An increasingly common unique selling position for carpet cleaners today is rapid drying, which plays upon the customer’s fears and concerns about slow drying, discolorations returning, odor, mildew and GKW.
These fears are real enough in the customer’s mind that the world’s largest carpet cleaning network is founded on them. It goes to follow, then, that rapid drying should be one of the goals of any carpet cleaner worth his or her salt. Rapid drying can be accomplished very easily by making some alterations to your program. Theses changes may include method and system choice; equipment modifications; equipment additions; technician training and common sense. With recent advances in cleaning chemistry and equipment, very-low-moisture systems are experiencing a great deal of growth at least in part due to their rapid-drying characteristics; VLM is a good tool to add to your arsenal.

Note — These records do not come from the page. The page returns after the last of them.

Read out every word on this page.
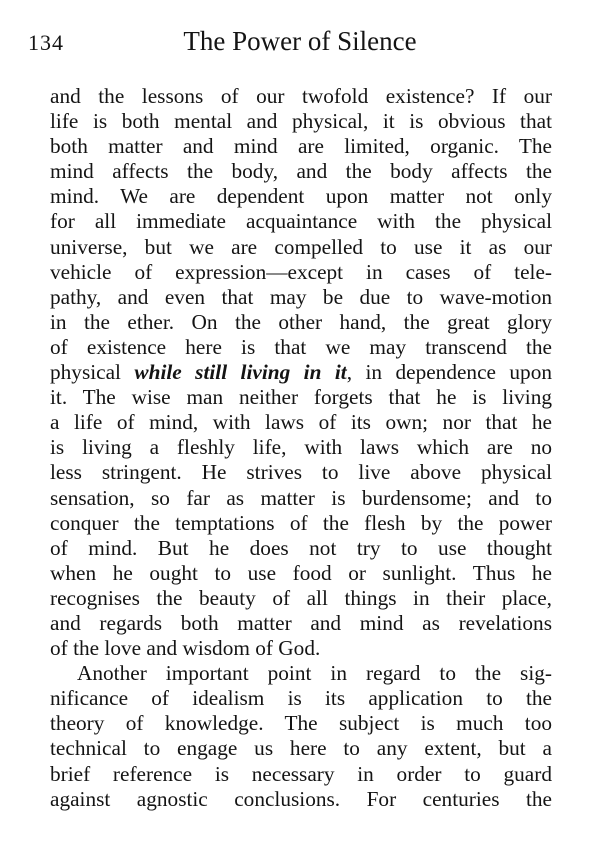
134	The Power of Silence
and the lessons of our twofold existence? If our
life is both mental and physical, it is obvious that
both matter and mind are limited, organic. The
mind affects the body, and the body affects the
mind. We are dependent upon matter not only
for all immediate acquaintance with the physical
universe, but we are compelled to use it as our
vehicle of expression—except in cases of tele-
pathy, and even that may be due to wave-motion
in the ether. On the other hand, the great glory
of existence here is that we may transcend the
physical while still living in it, in dependence upon
it. The wise man neither forgets that he is living
a life of mind, with laws of its own; nor that he
is living a fleshly life, with laws which are no
less stringent. He strives to live above physical
sensation, so far as matter is burdensome; and to
conquer the temptations of the flesh by the power
of mind. But he does not try to use thought
when he ought to use food or sunlight. Thus he
recognises the beauty of all things in their place,
and regards both matter and mind as revelations
of the love and wisdom of God.
Another important point in regard to the sig-
nificance of idealism is its application to the
theory of knowledge. The subject is much too
technical to engage us here to any extent, but a
brief reference is necessary in order to guard
against agnostic conclusions. For centuries the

Equipment modifications could include reducing the volume of water used in the cleaning process by simple moves such as lowering the operating pressure on hot water extraction systems or by changing to smaller jets on the wand. To determine your current water flow in gallons per minute, go to the tiny little numbers on the jets in your wand. There should be about four or five digits. The first two or three numbers indicate the spray angle of the jet, such as 80 degrees, or 95 or 110. The last two numbers indicate the amount of flow through the jet at 40 psi, expressed in tenths of a gallon per minute. Thus, a tip with “06” as the last two numbers indicates a flow of 6/10ths of a gallon, or 77 ounces per minute. A “04” tip would pass 51 ounces per minute, and so on. So, changing from an 06 tip to an 04 tip would reduce your flow by a third, thereby assisting in speeding up drying.
By the same token, if you want more flow (keep in mind that there is a growing acceptance of the fact that more flow removes more soil) change to a larger jet or add more jets. Keep in mind that changing your flow rate may increase or decrease your maximum water temperature if you are running a heat exchanger system. You could also add a glide to your cleaning tool to enhance recovery and ease wand stroking. How can you beat that?
Faster Drying and Less Work
Airflow is one of the “secrets” of satisfactory drying, so adding some drying fans to your equipment locker and using them after cleaning and rinsing is complete will cut drying time considerably. Most cleaners who use drying fans will start by putting a fan in the first room completed and moving the fan or fans to each room as they finish; this allows many cleaners to have all carpets dried before they leave the job. There are currently several different types of fans being offered. Some, such as an axial flow, move lots of air but don’t have lot of lift, versus the old “snail” type, which are effective at surface drying but can also be placed under wet carpet in water-damage situations to lift the carpet and move dry air under it. Activating any fan systems that may be present in areas you are cleaning, such as ceiling fans, will also speed drying and not require any expenditure on your part. Run them as fast as you can without blowing pictures off walls or papers off desks.
Taking the time to train new techs in wand technique is imperative to successful cleaning and drying. It is quite beneficial to make extra dry passes while wanding and ensure overlap of wand strokes. It is also important that you take care to pull the wand far enough (about 6 inches) back after closing off solution flow to pick up water left at the back of the wand stroke. If your dried carpet has dirty streaks running perpendicular to the direction of wand movement, a failure to pull those extra few inches is probably the culprit.
In many situations a dehumidifying system will also be beneficial. Activating the building’s air conditioning system will aid in drying; in some cases, providing your own dehumidifiers will be necessary. Down here in my little piece of Florida paradise I will often open all the windows and doors to speed up drying, and often find that the combination of open windows and ceiling fans, especially when its nice and hot outside, will provide satisfactory drying without needing any additional equipment.
In a nutshell: dry air and airflow, accompanied by proper wand technique, will give you drying times you can brag about. As I have been saying in these columns for over 10 years, get it clean and get it dry. Until next month, see ya!